Cependant, lorsque lui et sa collègue ont étudié l'importance de l'ADN satellite pour la fertilité et la survie des espèces "pures", ils ont obtenu la première indication que ces séquences pourraient jouer un r?le dans la spéciation.
Lors de l'une de leurs expériences, les chercheurs ont activé dans une mouche baptismale Drosophila melanogaster une protéine appelée "Prod". Par la suite, les chromosomes des mouches se sont dispersés en dehors du noyau cellulaire et se sont déposés en minuscules amas de matériel cellulaire. Les mouches sont mortes. Normalement, "Prod" se lie à un endroit précis de l'ADN satellite de cette mouche baptisée. "Ce morceau d'ADN satellite, auquel la protéine Prod se fixe, est absent chez les plus proches parents de Drosophila melanogaster complète", déclare Jagannathan.
Ainsi, si ce morceau spécifique d'ADN satellite est essentiel à la survie d'une espèce mais absent de l'autre, cela pourrait signifier ceci : que ces deux espèces de mouches avaient développé au fil du temps des séquences d'ADN satellite différentes pour la même t?che - l'organisation des chromosomes. Jagannathan et Yamashita se sont donc demandé si ces différences liées à l'évolution pouvaient être une raison pour laquelle différentes espèces ne peuvent pas se reproduire entre elles.

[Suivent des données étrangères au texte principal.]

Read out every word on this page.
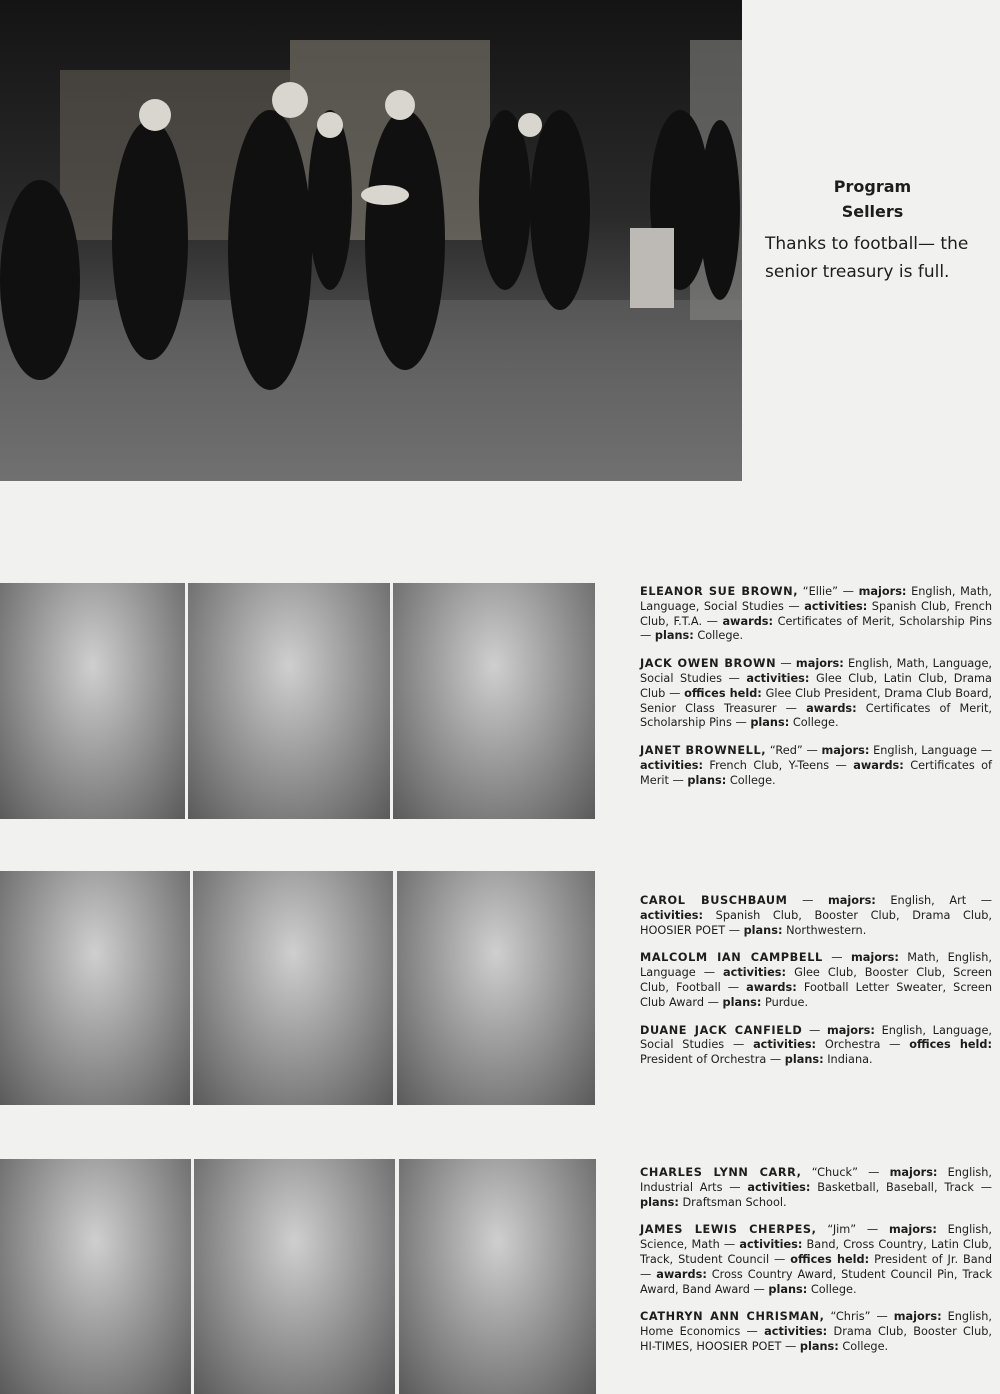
Program
Sellers

Thanks to football— the senior treasury is full.

ELEANOR SUE BROWN, “Ellie” — majors: English, Math, Language, Social Studies — activities: Spanish Club, French Club, F.T.A. — awards: Certificates of Merit, Scholarship Pins — plans: College.

JACK OWEN BROWN — majors: English, Math, Language, Social Studies — activities: Glee Club, Latin Club, Drama Club — offices held: Glee Club President, Drama Club Board, Senior Class Treasurer — awards: Certificates of Merit, Scholarship Pins — plans: College.

JANET BROWNELL, “Red” — majors: English, Language — activities: French Club, Y-Teens — awards: Certificates of Merit — plans: College.

CAROL BUSCHBAUM — majors: English, Art — activities: Spanish Club, Booster Club, Drama Club, HOOSIER POET — plans: Northwestern.

MALCOLM IAN CAMPBELL — majors: Math, English, Language — activities: Glee Club, Booster Club, Screen Club, Football — awards: Football Letter Sweater, Screen Club Award — plans: Purdue.

DUANE JACK CANFIELD — majors: English, Language, Social Studies — activities: Orchestra — offices held: President of Orchestra — plans: Indiana.

CHARLES LYNN CARR, “Chuck” — majors: English, Industrial Arts — activities: Basketball, Baseball, Track — plans: Draftsman School.

JAMES LEWIS CHERPES, “Jim” — majors: English, Science, Math — activities: Band, Cross Country, Latin Club, Track, Student Council — offices held: President of Jr. Band — awards: Cross Country Award, Student Council Pin, Track Award, Band Award — plans: College.

CATHRYN ANN CHRISMAN, “Chris” — majors: English, Home Economics — activities: Drama Club, Booster Club, HI-TIMES, HOOSIER POET — plans: College.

Une histoire de deux espèces de mouches des fruits
Afin d'étudier comment les différences dans l'ADN satellite influencent l'incompatibilité reproductive, les chercheurs se sont concentrés sur Drosophila melanogaster et ses plus proches parents, Drosophila simulans. Ces deux espèces se sont séparées il y a environ deux millions d'années.
Les scientifiques peuvent certes créer un Drosophila melanogaster-femelle avec un Drosophila simulans-Les m?les se croisent, mais leur descendance est soit stérile, soit mourante.
Jagannathan et Yamashita ont ensuite examiné les tissus de ces hybrides afin de découvrir ce qui les faisait mourir. Les chercheurs ont rapidement remarqué quelque chose d'intéressant : Les tissus des hybrides présentaient exactement les mêmes caractéristiques que les tissus de mouches d'espèces "pures" dont l'ADN satellite était perturbé : les chromosomes des deux formes étaient dispersés dans les cellules et non regroupés dans le noyau.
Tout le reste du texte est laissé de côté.